US Sen. Elizabeth Warren said the fact that Lynch and Flaherty were tapped to replace Forry as hosts proves that “it takes two men to do the job of one woman.”
President Trump was again a popular punching bag. Warren held up photo-shopped images of politicians – Joe Biden, Charlie Baker and herself – with Trump’s coiffure in place of their own. Sen. Ed Markey made reference to Russian President Vladimir Putin being “at the highest levels of the Trump White House.”
Gov. Charlie Baker, one of the few Republicans at the breakfast in heavily Democratic South Boston, was also the butt of a number of jokes.
US Rep. Michael Capuano, who said he isn’t a joke-teller, made the importance of driving the British from Boston Harbor in March 1776 the central piece of his remarks.

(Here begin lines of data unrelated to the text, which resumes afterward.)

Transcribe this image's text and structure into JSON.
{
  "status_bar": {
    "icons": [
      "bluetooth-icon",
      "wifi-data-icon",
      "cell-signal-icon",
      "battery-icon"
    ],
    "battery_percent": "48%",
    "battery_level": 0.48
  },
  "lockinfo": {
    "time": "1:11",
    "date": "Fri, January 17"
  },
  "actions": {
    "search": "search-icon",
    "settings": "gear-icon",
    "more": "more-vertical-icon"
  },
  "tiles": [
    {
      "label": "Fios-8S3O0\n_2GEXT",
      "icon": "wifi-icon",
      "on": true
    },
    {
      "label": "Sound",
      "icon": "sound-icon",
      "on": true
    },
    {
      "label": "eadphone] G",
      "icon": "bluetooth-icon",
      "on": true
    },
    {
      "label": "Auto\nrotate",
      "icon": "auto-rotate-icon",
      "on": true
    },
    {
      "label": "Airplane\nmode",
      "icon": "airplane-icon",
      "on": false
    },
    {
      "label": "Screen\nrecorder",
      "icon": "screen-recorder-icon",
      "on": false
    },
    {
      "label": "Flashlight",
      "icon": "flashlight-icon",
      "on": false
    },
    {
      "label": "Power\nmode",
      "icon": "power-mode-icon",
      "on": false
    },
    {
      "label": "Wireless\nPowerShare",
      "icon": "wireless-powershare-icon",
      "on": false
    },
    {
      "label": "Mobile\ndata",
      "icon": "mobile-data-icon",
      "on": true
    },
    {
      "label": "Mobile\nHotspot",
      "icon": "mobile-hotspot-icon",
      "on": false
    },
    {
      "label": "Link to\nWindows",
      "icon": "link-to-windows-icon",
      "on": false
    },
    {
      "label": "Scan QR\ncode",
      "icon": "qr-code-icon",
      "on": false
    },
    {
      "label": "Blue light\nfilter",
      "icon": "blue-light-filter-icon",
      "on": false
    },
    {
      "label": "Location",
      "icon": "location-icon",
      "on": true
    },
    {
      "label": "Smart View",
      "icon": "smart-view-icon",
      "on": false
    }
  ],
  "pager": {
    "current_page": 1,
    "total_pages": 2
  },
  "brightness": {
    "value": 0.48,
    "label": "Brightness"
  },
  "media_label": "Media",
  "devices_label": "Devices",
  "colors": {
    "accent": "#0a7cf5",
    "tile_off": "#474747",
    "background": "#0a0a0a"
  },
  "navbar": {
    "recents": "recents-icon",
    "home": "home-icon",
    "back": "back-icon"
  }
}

“It kind of burned me that people took Bunker Hill Day and Evacuation Day as something that was just ‘payroll patriot’ holiday nonsense. These are people who don’t know anything about history, nothing at all,” the congressman said. “People died not just in battles, they died from starvation, they died from disease, they died from freezing ... we are here today because of them.”
Taoiseach gifts Trump with bowl of shamrock
In Washington, Ireland Prime Minister Leo Varadkar kept up the strong annual tradition between the two countries by handing a bowl of shamrock to President Trump in the lead-up to St. Patrick’s Day.
Varadkar trumpeted Ireland’s long-standing relationship with the US and mentioned the plight of undocumented Irish in America and the strong trade between both countries in his speech at the White House today.
Trump, for his part, said that he “loved the Irish” and talked about the strong influence the Irish have had on the US over the years, adding that the Irish were people “full of love, warmth, grit and resolve.”